Less than two weeks before the International Olympic Committee’s decision in the state doping scandal, IOC head Thomas Bach has tightened the tone with regard to Russia.
“Some may think they can influence the decision with whatever kind of pressure on the IOC. Wherever some people want to build up pressure – they will not succeed,”Bach said at the General Assembly of the European Olympic Committee (EOC) in Zagreb, but without mentioning Russia.
Russian sport has to fear complete exclusion from the forthcoming winter games in Pyeongchang due to the systematic doping of its athletes and manipulation of doping controls by domestic participants at the Olympic Winter Games in Sochi in 2014.
In several individual cases, the IOC has deprived Russian winter sportsmen of Sochi’s successes following hearings and imposed lifelong Olympic suspensions for doping offences.
Russia vehemently denies the allegations of state doping that emerged in the spring of 2016 and shortly afterwards confirmed in the McLaren Report. In the event of drastic sanctions, countermeasures have already been announced by various parties in Russia.
NOK President Alexander Zhukov threatened with a boycott of the games if Russia is not allowed to start in Pyeongchang under its own flag. The Russian-controlled Continental Hockey League (KHL) recently threatened to ban its foreign ice hockey professionals from participating in the Olympic Games in South Korea.

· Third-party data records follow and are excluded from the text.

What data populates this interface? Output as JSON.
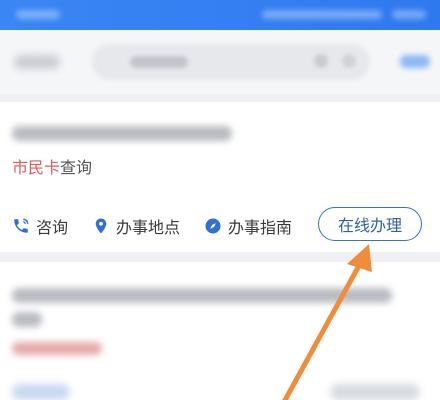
{
  "card1": {
    "tag_red": "市民卡",
    "tag_rest": "查询",
    "actions": [
      {
        "label": "咨询",
        "icon": "phone-icon"
      },
      {
        "label": "办事地点",
        "icon": "location-pin-icon"
      },
      {
        "label": "办事指南",
        "icon": "compass-icon"
      }
    ],
    "primary_button": "在线办理"
  },
  "colors": {
    "header_blue": "#3a86f4",
    "tag_red": "#e35a5a",
    "button_blue": "#2f5fb0",
    "arrow_orange": "#f08c3a",
    "icon_blue": "#2f6fd6"
  }
}
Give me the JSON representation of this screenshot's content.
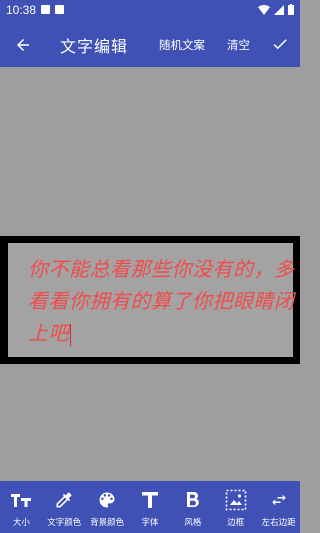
{
  "status_bar": {
    "time": "10:38"
  },
  "toolbar": {
    "title": "文字编辑",
    "random_label": "随机文案",
    "clear_label": "清空"
  },
  "text_box": {
    "text": "你不能总看那些你没有的，多看看你拥有的算了你把眼睛闭上吧",
    "text_color": "#f24b4b",
    "background_color": "#a3a3a3",
    "border_color": "#000000"
  },
  "bottom_tools": [
    {
      "label": "大小",
      "icon": "text-size-icon"
    },
    {
      "label": "文字颜色",
      "icon": "eyedropper-icon"
    },
    {
      "label": "背景颜色",
      "icon": "palette-icon"
    },
    {
      "label": "字体",
      "icon": "font-t-icon"
    },
    {
      "label": "风格",
      "icon": "bold-icon"
    },
    {
      "label": "边框",
      "icon": "border-image-icon"
    },
    {
      "label": "左右边距",
      "icon": "swap-horizontal-icon"
    }
  ],
  "colors": {
    "primary": "#3f51b5",
    "canvas": "#9e9e9e"
  }
}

In Zagreb, in view of the outstanding results of the two IOC investigation commissions, Bach once again emphasized the differences between the current situation and the much-criticized abandonment of Russia’s exclusion from the 2016 Summer Games in Rio de Janeiro:”Now it’s about the events of the Winter Games in Sochi in 2014. Now it is about what happened at the Olympic Games, in a doping laboratory of the Olympic Games. Now it’s up to us, and we’ll have to consider that when I say that we’ll make a fair decision.”
Unlike before Rio, Bach continued, the work of the Schmidt- and Oswald-Commission had led to an educational process. In addition, there would have been fair hearing opportunities for the athletes concerned. For the time being, however, the IOC has not yet received any results from the investigative commissions.